The retailer already has made several moves -- from job cuts to improving service in stores -- that may help spur recovery. And it's important to remember that Target has many billion-dollar owned brands that may drive growth -- they're higher margin for the company than national brands.
Target trades for 13x forward earnings estimates right now, making it a great bargain recovery buy for 2026.
8. Intuitive Surgical
Intuitive Surgical (ISRG +4.67%) is the world's leader in robotic surgery. The company's flagship Da Vinci system is a favorite of doctors, and this has helped it establish a strong moat or competitive advantage: Most surgeons train on the Da Vinci, so they are likely to prefer using this system they know well. It's also important to note that hospitals, after making a major investment in a robotic system, aim to amortize that investment so they won't easily switch to another.

NASDAQ: ISRG
Key Data Points
Intuitive has updated the Da Vinci system over time to offer surgeons top performance -- yet another reason to stick with the product. Finally, I like the fact that Intuitive generates most of its revenue through the sales of accessories used during surgeries -- and this equals recurrent revenue for the company.
All of this makes the stock a fantastic long-term holding.
9. Vertex Pharmaceuticals
Vertex Pharmaceuticals (VRTX +4.36%) is the global leader in cystic fibrosis (CF) treatment, and thanks to this portfolio, it's brought in billions of dollars in earnings. This is likely to continue as Vertex's intellectual property protects the portfolio through at least the late 2030s.
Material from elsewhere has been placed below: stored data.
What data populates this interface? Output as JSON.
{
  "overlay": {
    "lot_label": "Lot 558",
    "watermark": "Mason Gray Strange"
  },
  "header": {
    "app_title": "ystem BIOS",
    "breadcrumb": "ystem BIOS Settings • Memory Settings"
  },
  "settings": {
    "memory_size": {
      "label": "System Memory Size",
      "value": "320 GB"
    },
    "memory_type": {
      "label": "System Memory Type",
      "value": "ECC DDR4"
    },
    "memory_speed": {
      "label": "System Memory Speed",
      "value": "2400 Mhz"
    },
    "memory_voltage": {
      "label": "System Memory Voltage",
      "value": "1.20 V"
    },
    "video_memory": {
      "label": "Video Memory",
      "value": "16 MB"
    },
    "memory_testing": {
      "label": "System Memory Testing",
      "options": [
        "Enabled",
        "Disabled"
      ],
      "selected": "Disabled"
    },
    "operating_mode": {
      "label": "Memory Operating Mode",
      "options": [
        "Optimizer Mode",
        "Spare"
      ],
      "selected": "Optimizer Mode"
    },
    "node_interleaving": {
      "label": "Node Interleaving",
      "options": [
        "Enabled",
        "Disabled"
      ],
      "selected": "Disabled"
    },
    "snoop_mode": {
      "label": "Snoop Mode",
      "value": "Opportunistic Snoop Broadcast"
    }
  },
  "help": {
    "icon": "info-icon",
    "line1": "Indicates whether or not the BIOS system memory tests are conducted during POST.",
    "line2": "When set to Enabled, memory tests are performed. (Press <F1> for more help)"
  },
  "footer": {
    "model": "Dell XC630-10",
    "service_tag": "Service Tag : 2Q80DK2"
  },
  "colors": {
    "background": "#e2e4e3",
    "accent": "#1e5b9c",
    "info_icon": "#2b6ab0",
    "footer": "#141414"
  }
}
On top of this, Vertex launched two products outside of this specialty area over the past couple of years: Casgevy for blood disorders and Journavx for pain management. Both have billion-dollar potential, and the company has progressed in the rollout of these treatments.
Vertex has proven its ability to excel in CF and expand into other areas as well, and the company's pipeline is strong -- so this biotech offers you security and growth.
10. American Express
American Express (AXP +0.99%) has proven itself over the long term, delivering earnings growth, stock price performance, and passive income to shareholders. In the recent quarter, this well-established payment card company reinforced its strong track record, with revenue increasing in the double-digits to a record of more than $18 billion. And earnings per share also climbed in the double digits.

NYSE: AXP
Key Data Points
The company has seen growth in younger customers, which is a great sign for the future. And demand for recently updated U.S. consumer and business Platinum cards beat American Express' expectations.
I particularly like the fact that, by serving high-income customers, American Express is less vulnerable when periods of economic weakness arise. All of this makes this stock a great one to own during any market environment.